This session has progressed in intensity from the previous block. The main lift is significantly heavier, the plyometric work has progressed in terms of mimicking a more sport-like scenario by adding in change of direction, and the core work now involves a slightly more dynamic component.

Transformation Block- 2-5 weeks. This is geared towards wrapping all of the previously developed skills/qualities together for optimizing the athlete’s performance in sport specific practice. This should take place at the end of the offseason and transition the players into competition/in-season.

Lower Body Transformation Session:

  • Warm-up: 5 minutes of light quick stepping on an elevated platform (like a stair step), 5 minutes of hip airplanes, 5 minutes of bodyweight mini-band squats and bodyweight lunges
  • Movement Prep: 3×10 seconds of heavy front squat holds, 3×15 seconds of heavy pallof presses, 2×20 cook hip lifts.
  • Plyometrics: 3×5 of dropping from a 12inch box, landing, and taking two explosive lateral steps. 3×5 of kneeling jump to box jump of moderate height.
  • Main Lift: Squats for 3×2 reps at 85% of the athletes 1 rep max.
  • Assistance Lifts: Deadlifts from the floor for 3×6 at an RPE of 8. Weighted rear foot elevated split squats for 3×6 on each leg at an RPE of 8
  • Core: Rotational lateral med ball throws 3×10 each way.
  • Cool down: Static stretching and foam rolling

Weight being lifted is at its highest intensity, core work is more game-like than previous blocks, and plyometrics have a higher ground reaction force component than any other week. This block can be considered a “taper” or a “peak” timeframe before the season begins.

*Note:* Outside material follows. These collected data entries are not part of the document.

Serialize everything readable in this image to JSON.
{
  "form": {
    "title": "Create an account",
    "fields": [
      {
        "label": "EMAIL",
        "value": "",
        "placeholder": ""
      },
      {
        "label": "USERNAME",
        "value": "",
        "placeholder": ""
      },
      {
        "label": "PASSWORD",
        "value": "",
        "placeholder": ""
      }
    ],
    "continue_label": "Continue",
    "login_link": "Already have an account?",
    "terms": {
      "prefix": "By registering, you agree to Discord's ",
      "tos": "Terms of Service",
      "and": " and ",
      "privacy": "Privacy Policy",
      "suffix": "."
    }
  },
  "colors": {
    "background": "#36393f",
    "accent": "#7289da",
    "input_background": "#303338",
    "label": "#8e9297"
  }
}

In Season Maintenance- The goal here is maintain all of the skills developed in the offseason as well as limit fatigue accumulation

Lower Body In-Season Session:

  • Warm-up: 5 minutes of foam rolling problem areas, 10 minutes dynamic warm up, activation work (specifically targeting the glutes)
  • Movement Prep: 3×20 seconds of glute bridges, 3×30 seconds planks.
  • Plyometric: Box Jumps at moderate heights for 3×5, Kneeling Jumps to vertical jump for 3×5.
  • Main Lift: Barbell Box Squats- to a box that allows the athletes thigh to be parallel with the floor, 3×5 at an 8 RPE.
  • Assistance Lift: Romanian Deadlifts for 3×5.
  • Core: Pallof Press- Hold and twist for 3×15 on each side.
  • Cool Down: 12 minutes static stretching and/or foam rolling problem areas

This session is geared towards recovery and maintenance. The warm up is general and aimed at improving blood flow to the legs. Plyometric work here has much lower impact forces at play than previous weeks in order to help preserve knee joint integrity. The switch to box squats will allow the athletes to work on squatting technique and reap all squat induced benefits, but box squatting is much less stressful. The cool down is also completely aimed at improving/maintaining good movement quality while not interfering with the fatigue accumulated from in season play.

Conclusion

The programming example I have laid out is merely a suggestion to showcase how to progress training and the differences between training blocks. I strongly suggest using the needs analysis skills I explained earlier to figure out your individual needs for your sport if you do not have access to a qualified and educated strength and conditioning coach. If you have any questions about the type of strength and conditioning program you should be following feel free to email me at [email protected]

 

References

[1] Lavipour D. Development of a netball specific dynamic balance assessment. (Published PhD Thesis). AUT University, New Zealand, 2011.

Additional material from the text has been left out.